You need to learn about top down design and array indexing to do this assignment properly.
According to my specifications, you will write a program that tiles a rectangular area with a piece of ASCII art.
Your program will have two main sources of input. There will be keyboard input from the user of the program and input from files.
As illustrated by the sample run, the user tells the program whether to continue by entering 'y' or 'n'. When the user wishes to continue, s/he must enter the name of a specially formatted ascii image file. Also s/he must enter the dimensions of the desired tiling (number of tiles across, and number of tiles down).
It is very important to me that your program do exactly the same inputs as shown in the sample, in exactly the same order. Also your program must not input anything "extra."
I will test the programs in an automated fashion with a script that contains prepared answers to the prompts. I will be required to do extra work to test your program if your program does not conform to the input rules. In that case, you will lose significant credit.
The specially formatted ASCII image files look like this bee file and this bird file.
Each image file starts with a pair of numbers on the first line. These numbers tell the dimensions of the ASCII image in the file. The first number tells how many lines are in the image, and the second number tells how many characters are in each line of the image. (To make your programming job easier, the number of characters in each line of the image is the same. Lines that appear shorter are actually padded with blanks to make up the length.)
You will need to make some image files for testing your program. I think you can make a copy of each image in the assignment directory just by displaying the image file in your browser, selecting, pasting into an editor buffer, and saving as a file in a directory or folder.
The program must write all its output to standard output (the default standard output is the screen).
As the sample run of the program shows, the program must run in a cycle. First it writes a message asking the user if s/he wants to perform a tiling. If the user answers with the letter y, the program prompts for and gets the parameters from the user and then does the tiling by writing copies of the image across and down.
After doing the tiling the program goes back to the beginning of the cycle. When the user answers with the letter n instead of y, the program simply stops.
One reason I am assigning this program is to give you practice using a rectangular array.
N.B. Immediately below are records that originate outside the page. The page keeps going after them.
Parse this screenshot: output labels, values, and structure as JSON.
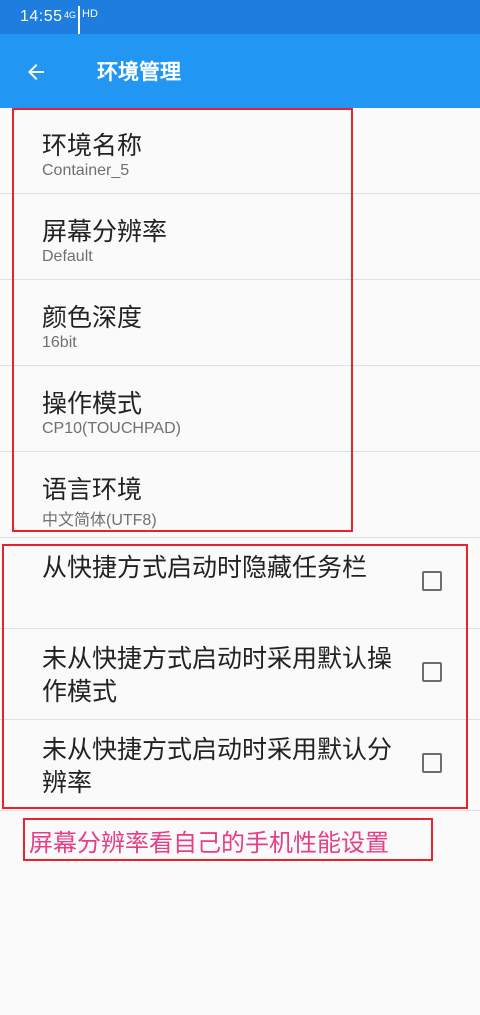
{
  "status_bar": {
    "time": "14:55",
    "network_label": "4G",
    "hd_label": "HD"
  },
  "app_bar": {
    "title": "环境管理",
    "back_icon": "arrow-left-icon"
  },
  "settings": [
    {
      "title": "环境名称",
      "value": "Container_5"
    },
    {
      "title": "屏幕分辨率",
      "value": "Default"
    },
    {
      "title": "颜色深度",
      "value": "16bit"
    },
    {
      "title": "操作模式",
      "value": "CP10(TOUCHPAD)"
    },
    {
      "title": "语言环境",
      "value": "中文简体(UTF8)"
    }
  ],
  "checkboxes": [
    {
      "label": "从快捷方式启动时隐藏任务栏",
      "checked": false
    },
    {
      "label": "未从快捷方式启动时采用默认操作模式",
      "checked": false
    },
    {
      "label": "未从快捷方式启动时采用默认分辨率",
      "checked": false
    }
  ],
  "annotation": {
    "text": "屏幕分辨率看自己的手机性能设置",
    "color": "#e63f86",
    "box_color": "#e8232d"
  },
  "colors": {
    "status_bar": "#1f7de0",
    "app_bar": "#2196f3",
    "background": "#fafafa"
  }
}
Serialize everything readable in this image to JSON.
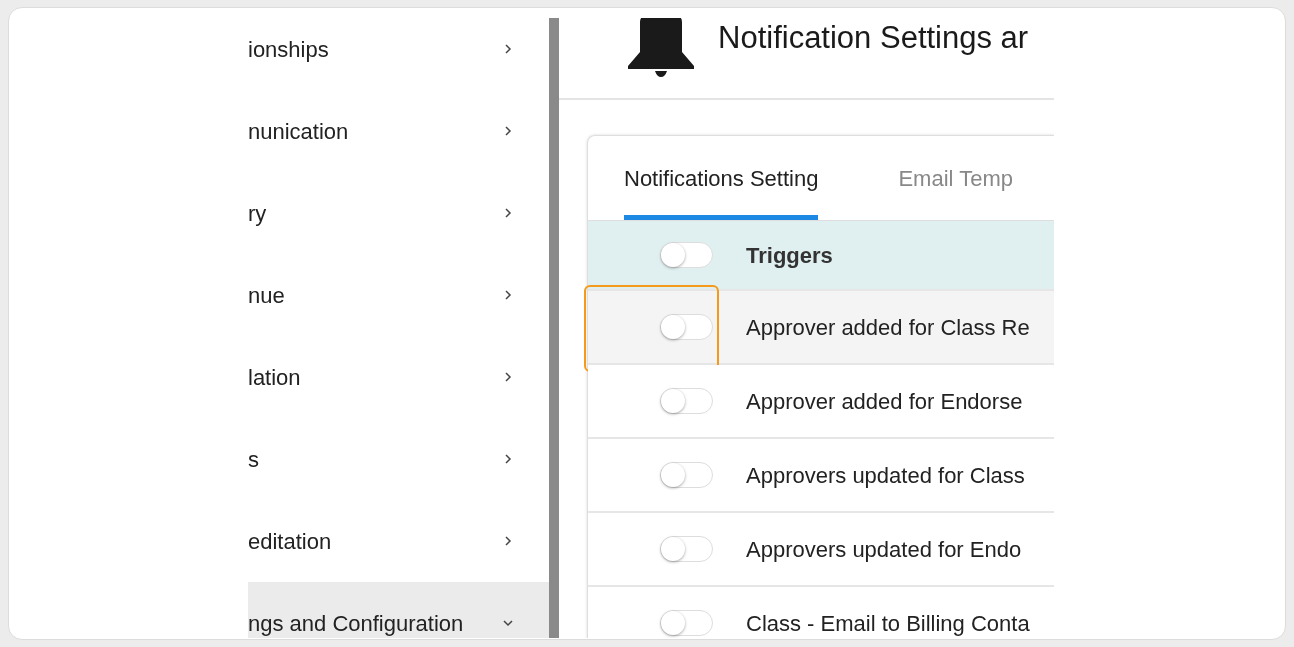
{
  "sidebar": {
    "items": [
      {
        "label": "ionships",
        "selected": false,
        "expanded": false
      },
      {
        "label": "nunication",
        "selected": false,
        "expanded": false
      },
      {
        "label": "ry",
        "selected": false,
        "expanded": false
      },
      {
        "label": "nue",
        "selected": false,
        "expanded": false
      },
      {
        "label": "lation",
        "selected": false,
        "expanded": false
      },
      {
        "label": "s",
        "selected": false,
        "expanded": false
      },
      {
        "label": "editation",
        "selected": false,
        "expanded": false
      },
      {
        "label": "ngs and Configuration",
        "selected": true,
        "expanded": true
      }
    ]
  },
  "header": {
    "title": "Notification Settings ar"
  },
  "tabs": [
    {
      "label": "Notifications Setting",
      "selected": true
    },
    {
      "label": "Email Temp",
      "selected": false
    }
  ],
  "table": {
    "header": {
      "label": "Triggers",
      "on": false
    },
    "rows": [
      {
        "label": "Approver added for Class Re",
        "on": false,
        "highlighted": true
      },
      {
        "label": "Approver added for Endorse",
        "on": false,
        "highlighted": false
      },
      {
        "label": "Approvers updated for Class",
        "on": false,
        "highlighted": false
      },
      {
        "label": "Approvers updated for Endo",
        "on": false,
        "highlighted": false
      },
      {
        "label": "Class - Email to Billing Conta",
        "on": false,
        "highlighted": false
      }
    ]
  }
}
Declare a global constant like this in your program:
public static int MAXSIDE = 100 ;
Also, declare a character buffer array like this in your main program:
char   buffer = new char [MAXSIDE][MAXSIDE] ;
This gives your program a 100 X 100 array of characters to work with -- an array big enough to hold any of the images we will be using for input.
You are required to write the program so that when it performs a tiling, it first copies the image from the file into the "upper left corner" of the array (I'll explain more about that in class). Then the program must make the tiling by repeatedly copying portions of the array to the standard output in a certain controlled way (I'll talk more about that too.)
A programmer must be responsible for deciding what testing s/he needs to do on the program in order to verify it is correct. Testing can count for fifteen percent or more of your grade. The script of your tests must demonstrate adequate data coverage and code coverage.
For adequate data coverage, you need to think of
and test those cases.
For adequate code coverage you need to make sure that all the statements in your program execute during the testing.